CAN DATA MINING HELP IN RESOLVING POLITICAL ISSUES?
by Inderpal Bhandari, executive editor at large
Business Intelligence or Technologies of Global Importance?
Too often, we see only the profit-making justification for investing in data mining and related technologies while losing sight of the fact that they can also help resolve issues of global or national importance. In this column, I recount two such issues that have been making the news in the last few weeks.
Center stage was taken by the terrorist attacks on the U.S. embassies overseas and the U.S. retaliation. In the wings, a special panel of judges ruled that the use of statistical sampling in the Census violated Federal Law. (There was one other matter in the spotlight, but that has already been covered in the press ad nauseum).
Let's start with center stage. Terrorism is clearly a threat that must be dealt with firmly. In the furor of all the reporting on the subject in the past few weeks, two points have stuck to my mind. First, there was as clear an explanation as any that I have seen on why retaliation is essential. The reasoning was as follows. Terrorism is psychological warfare. When terrorists target a particular country, it is essential to keep up the morale of its people. Retaliation serves that purpose.
The second point had to do with the importance of gathering intelligence electronically to combat terrorism. Good intelligence enables one to retaliate, and even more significantly, to prevent terrorist attacks. In today's high-tech times, terrorists leave electronic fingerprints all over the place, as they communicate, travel, and spend money. However, the National Security Agency is battling a tough data mining problem. The NSA is overwhelmed by all the electronic data that it must process, only managing to cover 20% of it, according to a recent article in the Op-Ed page of the New York Times. Finding the electronic imprints of the terrorist is like looking for the proverbial needle in the haystack.

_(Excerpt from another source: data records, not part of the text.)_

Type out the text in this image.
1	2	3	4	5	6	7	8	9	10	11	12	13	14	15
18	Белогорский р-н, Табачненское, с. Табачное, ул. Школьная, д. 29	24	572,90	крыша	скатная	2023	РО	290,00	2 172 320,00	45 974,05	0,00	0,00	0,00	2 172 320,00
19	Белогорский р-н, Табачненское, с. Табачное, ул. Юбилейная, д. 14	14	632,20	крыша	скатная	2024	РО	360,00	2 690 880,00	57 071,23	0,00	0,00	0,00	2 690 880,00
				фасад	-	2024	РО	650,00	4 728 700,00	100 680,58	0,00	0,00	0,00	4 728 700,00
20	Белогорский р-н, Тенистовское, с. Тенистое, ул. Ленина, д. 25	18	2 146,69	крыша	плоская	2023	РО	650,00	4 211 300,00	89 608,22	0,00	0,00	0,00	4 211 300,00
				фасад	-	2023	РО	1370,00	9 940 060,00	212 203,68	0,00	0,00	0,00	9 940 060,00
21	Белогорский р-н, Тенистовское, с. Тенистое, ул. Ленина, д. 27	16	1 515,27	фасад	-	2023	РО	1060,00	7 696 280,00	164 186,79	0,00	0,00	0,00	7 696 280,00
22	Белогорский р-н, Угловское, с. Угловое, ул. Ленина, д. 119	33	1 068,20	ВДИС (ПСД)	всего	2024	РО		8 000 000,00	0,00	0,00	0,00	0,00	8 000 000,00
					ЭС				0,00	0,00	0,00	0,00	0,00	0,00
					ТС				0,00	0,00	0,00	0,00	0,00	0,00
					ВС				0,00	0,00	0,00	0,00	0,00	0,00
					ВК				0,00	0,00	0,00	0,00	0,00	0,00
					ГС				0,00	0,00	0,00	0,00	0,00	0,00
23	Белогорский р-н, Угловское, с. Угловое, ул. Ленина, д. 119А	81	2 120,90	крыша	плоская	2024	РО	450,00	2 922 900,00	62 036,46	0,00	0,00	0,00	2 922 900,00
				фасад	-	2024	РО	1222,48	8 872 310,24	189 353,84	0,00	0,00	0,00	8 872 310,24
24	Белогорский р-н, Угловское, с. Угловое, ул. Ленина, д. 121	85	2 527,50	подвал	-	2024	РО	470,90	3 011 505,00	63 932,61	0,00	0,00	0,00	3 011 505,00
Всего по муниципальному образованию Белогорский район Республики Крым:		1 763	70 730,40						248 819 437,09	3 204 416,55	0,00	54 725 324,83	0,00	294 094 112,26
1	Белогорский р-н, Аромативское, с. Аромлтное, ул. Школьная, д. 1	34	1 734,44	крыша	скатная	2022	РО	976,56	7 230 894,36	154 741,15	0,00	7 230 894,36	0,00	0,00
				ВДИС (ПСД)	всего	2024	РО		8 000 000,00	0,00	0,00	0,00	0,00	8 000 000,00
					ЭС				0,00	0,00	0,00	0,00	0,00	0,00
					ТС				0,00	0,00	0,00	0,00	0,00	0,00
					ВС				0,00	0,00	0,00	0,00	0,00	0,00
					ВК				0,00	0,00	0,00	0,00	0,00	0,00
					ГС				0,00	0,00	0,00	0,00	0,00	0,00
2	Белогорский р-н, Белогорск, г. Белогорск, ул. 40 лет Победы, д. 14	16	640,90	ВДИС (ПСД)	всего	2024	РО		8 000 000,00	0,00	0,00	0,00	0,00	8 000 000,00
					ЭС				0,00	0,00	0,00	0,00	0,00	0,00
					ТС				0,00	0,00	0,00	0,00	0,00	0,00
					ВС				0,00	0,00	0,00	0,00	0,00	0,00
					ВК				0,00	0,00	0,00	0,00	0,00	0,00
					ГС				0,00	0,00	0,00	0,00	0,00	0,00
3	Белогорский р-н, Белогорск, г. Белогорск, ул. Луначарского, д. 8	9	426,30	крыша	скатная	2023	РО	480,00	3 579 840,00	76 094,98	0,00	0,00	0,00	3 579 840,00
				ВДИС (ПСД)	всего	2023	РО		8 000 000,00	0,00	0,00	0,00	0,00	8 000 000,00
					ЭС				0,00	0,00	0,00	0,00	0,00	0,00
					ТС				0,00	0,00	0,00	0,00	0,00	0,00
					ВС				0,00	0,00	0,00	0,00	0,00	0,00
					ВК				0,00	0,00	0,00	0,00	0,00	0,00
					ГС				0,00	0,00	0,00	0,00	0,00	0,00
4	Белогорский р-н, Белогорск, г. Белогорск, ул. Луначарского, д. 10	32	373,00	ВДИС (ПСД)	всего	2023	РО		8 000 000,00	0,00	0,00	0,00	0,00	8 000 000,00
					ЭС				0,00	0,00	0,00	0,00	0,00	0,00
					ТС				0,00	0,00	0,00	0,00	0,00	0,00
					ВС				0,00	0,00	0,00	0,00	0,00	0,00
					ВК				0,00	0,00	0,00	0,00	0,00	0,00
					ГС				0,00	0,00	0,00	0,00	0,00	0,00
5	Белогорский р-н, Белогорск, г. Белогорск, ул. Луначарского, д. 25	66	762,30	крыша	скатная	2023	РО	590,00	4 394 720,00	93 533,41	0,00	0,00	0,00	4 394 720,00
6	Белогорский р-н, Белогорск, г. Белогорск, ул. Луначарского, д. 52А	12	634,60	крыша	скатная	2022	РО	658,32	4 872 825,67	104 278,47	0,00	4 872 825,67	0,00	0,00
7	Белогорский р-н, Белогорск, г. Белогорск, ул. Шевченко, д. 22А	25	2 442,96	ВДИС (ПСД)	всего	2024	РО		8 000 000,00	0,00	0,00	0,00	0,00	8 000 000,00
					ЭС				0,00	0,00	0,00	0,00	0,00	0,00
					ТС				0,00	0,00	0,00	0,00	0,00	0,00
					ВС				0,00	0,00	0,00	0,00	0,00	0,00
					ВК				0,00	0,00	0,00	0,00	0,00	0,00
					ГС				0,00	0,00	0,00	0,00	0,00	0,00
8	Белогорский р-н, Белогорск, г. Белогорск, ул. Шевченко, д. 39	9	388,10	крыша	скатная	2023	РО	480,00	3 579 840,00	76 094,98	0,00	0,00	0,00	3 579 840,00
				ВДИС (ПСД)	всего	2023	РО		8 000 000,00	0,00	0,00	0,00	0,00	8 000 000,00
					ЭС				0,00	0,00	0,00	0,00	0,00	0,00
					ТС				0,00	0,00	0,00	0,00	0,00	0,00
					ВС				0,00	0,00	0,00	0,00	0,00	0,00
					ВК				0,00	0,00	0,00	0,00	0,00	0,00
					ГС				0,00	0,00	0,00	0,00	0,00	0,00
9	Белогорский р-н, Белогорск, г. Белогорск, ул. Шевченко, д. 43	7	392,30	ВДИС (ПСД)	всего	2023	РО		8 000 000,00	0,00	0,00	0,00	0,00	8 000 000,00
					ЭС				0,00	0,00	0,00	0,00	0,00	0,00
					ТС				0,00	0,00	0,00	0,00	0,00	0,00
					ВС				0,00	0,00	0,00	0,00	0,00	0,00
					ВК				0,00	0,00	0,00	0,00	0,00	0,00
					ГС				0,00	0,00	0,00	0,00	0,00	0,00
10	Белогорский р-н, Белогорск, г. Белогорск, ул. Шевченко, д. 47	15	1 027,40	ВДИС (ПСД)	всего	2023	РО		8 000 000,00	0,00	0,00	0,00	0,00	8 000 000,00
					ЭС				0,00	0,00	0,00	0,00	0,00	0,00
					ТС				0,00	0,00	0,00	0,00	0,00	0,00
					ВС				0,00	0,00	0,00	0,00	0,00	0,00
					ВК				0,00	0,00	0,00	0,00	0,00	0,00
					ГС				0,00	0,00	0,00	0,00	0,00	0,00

Walter Lippman once said, "You and I are forever at the mercy of the census-taker and the census-maker. The impertinent fellow who goes from house to house is one of the real masters of the statistical situation. The other is the man who organizes the results." Evidently, there are people who manage to elude the census takers, and the census makers want to rectify that situation. They argue that the census undercounts the rural and urban poor and propose that sampling be used to rectify that situation. The issue has become politically charged since the undercounted live in predominantly Democratic areas, and therefore counting them might help the Democratic party when drawing district lines. The latest round was won by the Republicans when a special panel of judges ruled that sampling violated Federal Law.
Politics aside, there is a serious question here. When is it better to count less than to count more?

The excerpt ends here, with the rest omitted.